Politicians will fund a flawed study that will give them the answer they want so that they can cite it later when arguing for some policy or other. They and the study's "scientists" know full well that the results are false, or flawed in some way, but they're counting on voters' going blindly along with the appeal to authority. I'm not optimistic either, but I hope METRICS has at least some success.

Gus Van Horn said...

I hadn't considered the prospect of METRICS (or something like it) looking at AGW, but the idea of it is appealing. However, it appears that the institute will focus, at least at first, on medical research.

Whether something like it in other fields, such as meteorology, would be permitted to exist for long, unless funded independently of government, is an interesting question.

Realist Theorist said...

On the face of it, I like the idea of such an institute. On nutrition advice, for instance, the popular press will report a study that says one thing, and then a study that says the opposite.

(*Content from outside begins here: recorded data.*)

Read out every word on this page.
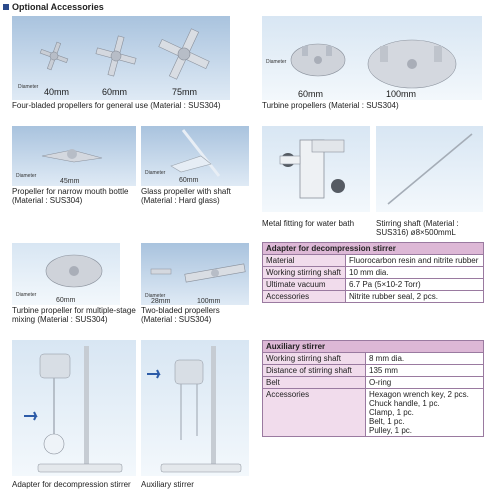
Optional Accessories
Diameter 40mm	60mm	75mm
Four-bladed propellers for general use (Material : SUS304)
Diameter
60mm	100mm
Turbine propellers (Material : SUS304)
Diameter
45mm
Propeller for narrow mouth bottle (Material : SUS304)
Diameter
60mm
Glass propeller with shaft (Material : Hard glass)
Metal fitting for water bath	Stirring shaft (Material : SUS316) ø8×500mmL
Diameter
60mm
Turbine propeller for multiple-stage mixing (Material : SUS304)
Diameter
28mm	100mm
Two-bladed propellers (Material : SUS304)
Adapter for decompression stirrer	Auxiliary stirrer
Adapter for decompression stirrer	
Material	Fluorocarbon resin and nitrite rubber
Working stirring shaft	10 mm dia.
Ultimate vacuum	6.7 Pa (5×10-2 Torr)
Accessories	Nitrite rubber seal, 2 pcs.
Auxiliary stirrer	
Working stirring shaft	8 mm dia.
Distance of stirring shaft	135 mm
Belt	O-ring
Accessories	Hexagon wrench key, 2 pcs.
Chuck handle, 1 pc.
Clamp, 1 pc.
Belt, 1 pc.
Pulley, 1 pc.
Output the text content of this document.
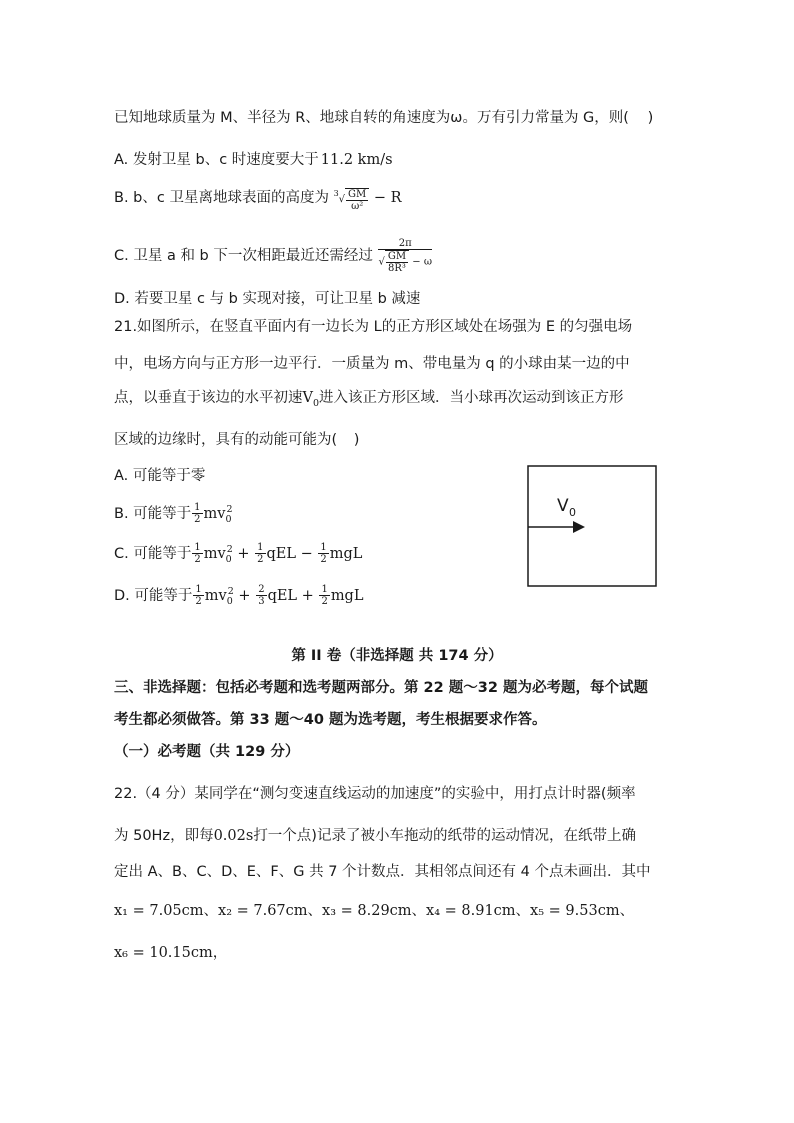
已知地球质量为 M、半径为 R、地球自转的角速度为ω。万有引力常量为 G，则( )
A. 发射卫星 b、c 时速度要大于 11.2 km/s
B. b、c 卫星离地球表面的高度为 $^3√ \frac{GM}{\text{ω²}} - R$
C. 卫星 a 和 b 下一次相距最近还需经过 $\frac{2\pi}{√ \frac{GM}{\text{8R³}} - \omega}$
D. 若要卫星 c 与 b 实现对接，可让卫星 b 减速
21.如图所示，在竖直平面内有一边长为 L的正方形区域处在场强为 E 的匀强电场
中，电场方向与正方形一边平行．一质量为 m、带电量为 q 的小球由某一边的中
点，以垂直于该边的水平初速$V_0$进入该正方形区域．当小球再次运动到该正方形
区域的边缘时，具有的动能可能为( )
A. 可能等于零
B. 可能等于 $\frac{1}{2} mv_0^2$
C. 可能等于 $\frac{1}{2} mv_0^2 + \frac{1}{2}$ qEL − $\frac{1}{2}$ mgL
D. 可能等于 $\frac{1}{2} mv_0^2 + \frac{2}{3}$ qEL + $\frac{1}{2}$ mgL
V 0
第 II 卷（非选择题 共 174 分）
三、非选择题：包括必考题和选考题两部分。第 22 题～32 题为必考题，每个试题
考生都必须做答。第 33 题～40 题为选考题，考生根据要求作答。
（一）必考题（共 129 分）
22.（4 分）某同学在“测匀变速直线运动的加速度”的实验中，用打点计时器(频率
为 50Hz，即每0.02s打一个点)记录了被小车拖动的纸带的运动情况，在纸带上确
定出 A、B、C、D、E、F、G 共 7 个计数点．其相邻点间还有 4 个点未画出．其中
x₁ = 7.05cm、x₂ = 7.67cm、x₃ = 8.29cm、x₄ = 8.91cm、x₅ = 9.53cm、
x₆ = 10.15cm，
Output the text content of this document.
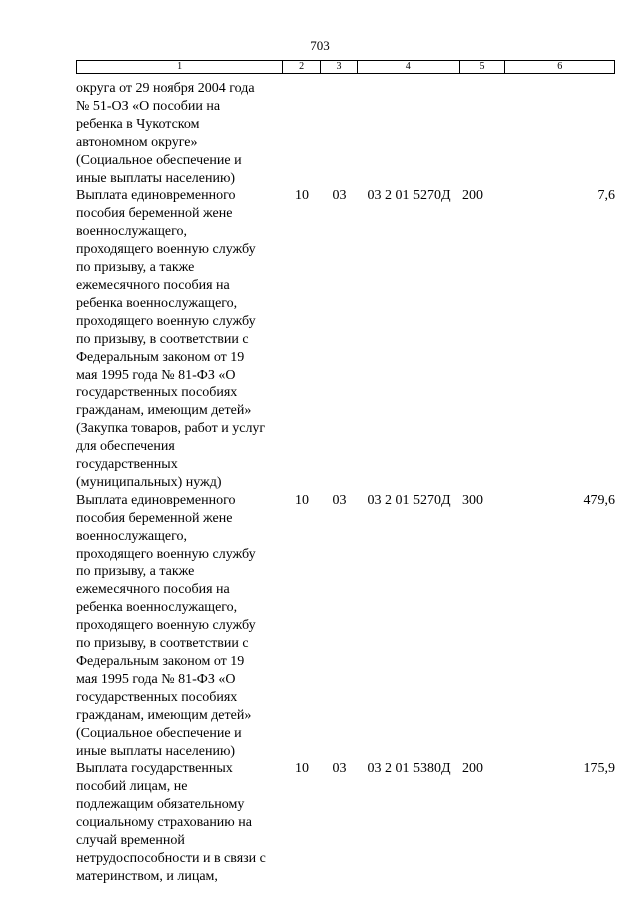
703
1	2	3	4	5	6
округа от 29 ноября 2004 года
№ 51-ОЗ «О пособии на
ребенка в Чукотском
автономном округе»
(Социальное обеспечение и
иные выплаты населению)
Выплата единовременного
пособия беременной жене
военнослужащего,
проходящего военную службу
по призыву, а также
ежемесячного пособия на
ребенка военнослужащего,
проходящего военную службу
по призыву, в соответствии с
Федеральным законом от 19
мая 1995 года № 81-ФЗ «О
государственных пособиях
гражданам, имеющим детей»
(Закупка товаров, работ и услуг
для обеспечения
государственных
(муниципальных) нужд)
10	03	03 2 01 5270Д 200	7,6
Выплата единовременного
пособия беременной жене
военнослужащего,
проходящего военную службу
по призыву, а также
ежемесячного пособия на
ребенка военнослужащего,
проходящего военную службу
по призыву, в соответствии с
Федеральным законом от 19
мая 1995 года № 81-ФЗ «О
государственных пособиях
гражданам, имеющим детей»
(Социальное обеспечение и
иные выплаты населению)
10	03	03 2 01 5270Д 300	479,6
Выплата государственных
пособий лицам, не
подлежащим обязательному
социальному страхованию на
случай временной
нетрудоспособности и в связи с
материнством, и лицам,
10	03	03 2 01 5380Д 200	175,9
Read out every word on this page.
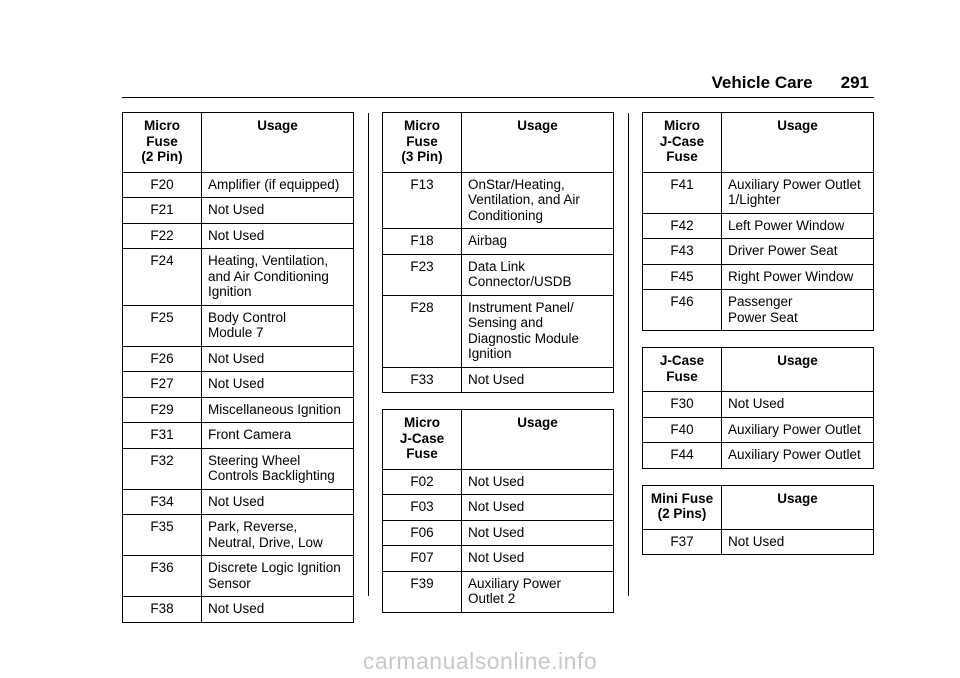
Vehicle Care 291
Micro
Fuse
(2 Pin)	Usage
F20	Amplifier (if equipped)
F21	Not Used
F22	Not Used
F24	Heating, Ventilation,
and Air Conditioning
Ignition
F25	Body Control
Module 7
F26	Not Used
F27	Not Used
F29	Miscellaneous Ignition
F31	Front Camera
F32	Steering Wheel
Controls Backlighting
F34	Not Used
F35	Park, Reverse,
Neutral, Drive, Low
F36	Discrete Logic Ignition
Sensor
F38	Not Used
Micro
Fuse
(3 Pin)	Usage
F13	OnStar/Heating,
Ventilation, and Air
Conditioning
F18	Airbag
F23	Data Link
Connector/USDB
F28	Instrument Panel/
Sensing and
Diagnostic Module
Ignition
F33	Not Used
Micro
J-Case
Fuse	Usage
F02	Not Used
F03	Not Used
F06	Not Used
F07	Not Used
F39	Auxiliary Power
Outlet 2
Micro
J-Case
Fuse	Usage
F41	Auxiliary Power Outlet
1/Lighter
F42	Left Power Window
F43	Driver Power Seat
F45	Right Power Window
F46	Passenger
Power Seat
J-Case
Fuse	Usage
F30	Not Used
F40	Auxiliary Power Outlet
F44	Auxiliary Power Outlet
Mini Fuse
(2 Pins)	Usage
F37	Not Used
carmanualsonline.info
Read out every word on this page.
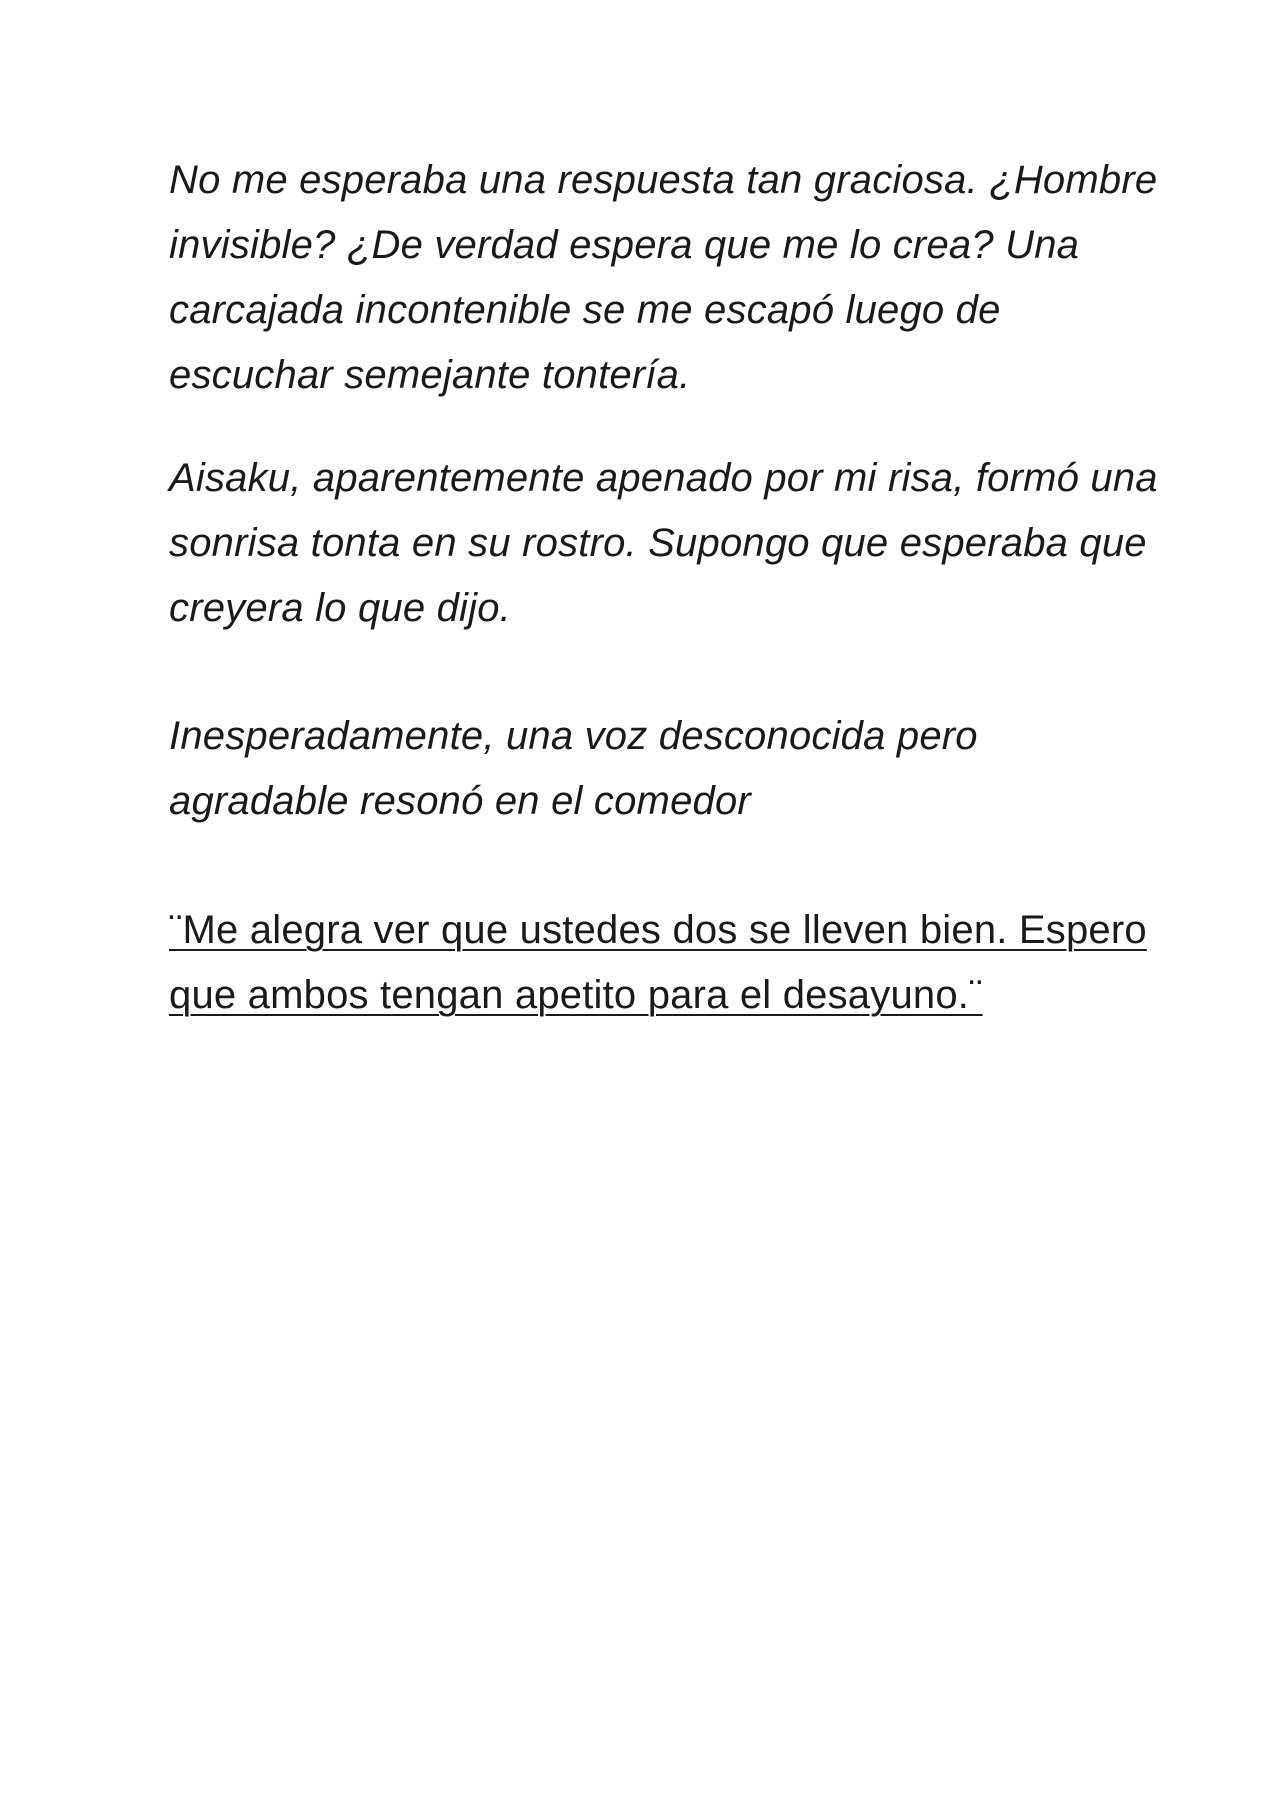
No me esperaba una respuesta tan graciosa. ¿Hombre invisible? ¿De verdad espera que me lo crea? Una carcajada incontenible se me escapó luego de escuchar semejante tontería.

Aisaku, aparentemente apenado por mi risa, formó una sonrisa tonta en su rostro. Supongo que esperaba que creyera lo que dijo.

Inesperadamente, una voz desconocida pero agradable resonó en el comedor

¨Me alegra ver que ustedes dos se lleven bien. Espero que ambos tengan apetito para el desayuno.¨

I think it is because the press has failed in its QA mission. The typical reporter has been taught that objectivity comes in reporting all sides -- not from the reporter's own mental evaluation. So, when there is only one side pushing a story -- e.g. a researcher -- the counter-argument gets scant attention.

It would be nice to have someone doing private and independent QA. Perhaps the press would then turn to the QA body for a second opinion.

Of all things, the way CNN responded to the recent disappearance of the Malaysian airline plane has alerted me to the poor intellectual state of people in the media. The other day, Don Lemon said that some people are asking if we should now consider super-natural explanations! He asked another interviewee if it would be preposterous to think a black-hole could be responsible. This is from one of CNN's lead anchors: that tells me that media reporting of scientific topics no longer has a slightly more objective basis than its reporting on ethics and politics.

Gus Van Horn said...

RT,

You make an excellent point, and the analogy to things like Underwriters' Laboratories and the Consumers' Union is both apt and prescriptive.

In a scenario in which science funding were less dominated by the government, this is what we'd want, and probably have. But we aren't in that scenario, so I see a couple of problems right off the bat. First, improper government has probably made science "bigger" in terms of how many workers there are, but not in terms of the quality of the work (e.g., the figure from the Economist article). Just how much can this institute keep an eye on? (But something is better than nothing, and could be exemplary.) Second, if this Institute has government funding, I can envision its mission being compromised. (This doesn't mean it WILL happen.)

That said, I am glad you spoke up. Much needs changing in the world, and the change has to start somewhere. Perhaps this can be one of those places.